In the Marvel Cinematic Universe, it took the Star-Spangled Man three movies and several crossovers to finally complete his transformation into Captain America, the hero who fights for truth and justice, even if it means engaging the American government -- the very same people he swore to serve back in Captain America: The First Avenger.
Daredevil had the same character arc on Netflix. He began his legal and extralegal career wide-eyed and idealistic, but was eventually broken by the circumstances of his time and the various misfortunes he seemed fated to suffer. In Season 2, he began to doubt and criticize the same legal system he swore to uphold shortly after graduating from Columbia University, even going so far as to operate completely outside of the law in Season 3. In The Defenders, he was disillusioned by the death of Elektra Natchios and his failure to come to terms with Frank Castle's way of fighting crime, and he began the show having retired from vigilantism.
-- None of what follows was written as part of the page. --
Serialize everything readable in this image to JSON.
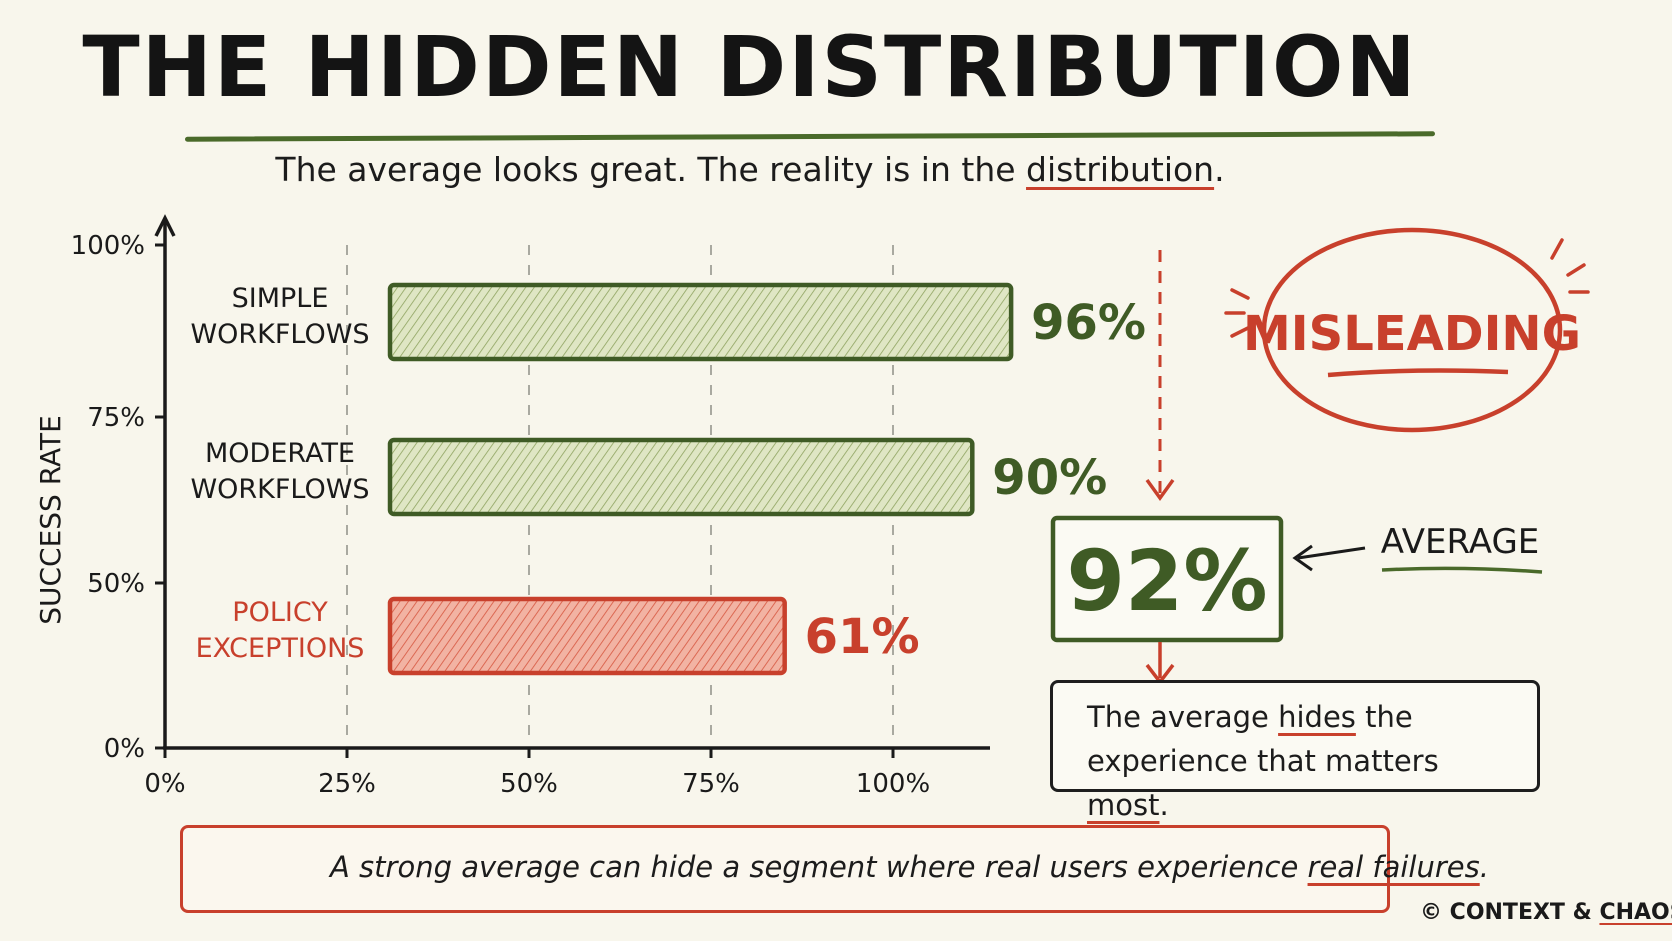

In the final scenes of Daredevil's last season, Murdock spoke before Father Lantom's mourners about how the old priest raised him, teaching him how to become "a true man without fear." When Matt screamed in Wilson Fisk's bloodied face that "you don't get to destroy who I am," while strongly resisting the urge to snap his neck, we knew then and there that Daredevil, after three seasons and one crossover, finally had his hero-defining moment.
Daredevil himself implied his own complicated character trajectory, and finally his growth, in the same way that Captain America: Civil War fully defined and realized Rogers' identity, culminating in him telling Iron Man he wouldn't stay down, barking, "I can do this all day." Daredevil had the chance to complete his hero's journey in The Defenders, but failed when he wouldn't relieve himself of his traumas and obsessions. The good news is he had his second chance in Season 3 of Daredevil, where he finally learned to let go.
Daredevil has long been painted as a street-level vigilante, incapable of handling supernatural threats or collaborating exclusively with anyone else, but Matt Murdock is as much a superhero as any other, on par with even with the likes of Steve Rogers. Both were augmented by chemical means and are practically more skilled than any other fighter in the Marvel Universe. If little Steve could become an Avenger, there's no reason to think visually-impaired Matty couldn't reach the same heights.
Marvel's Daredevil is currently streaming on Netflix.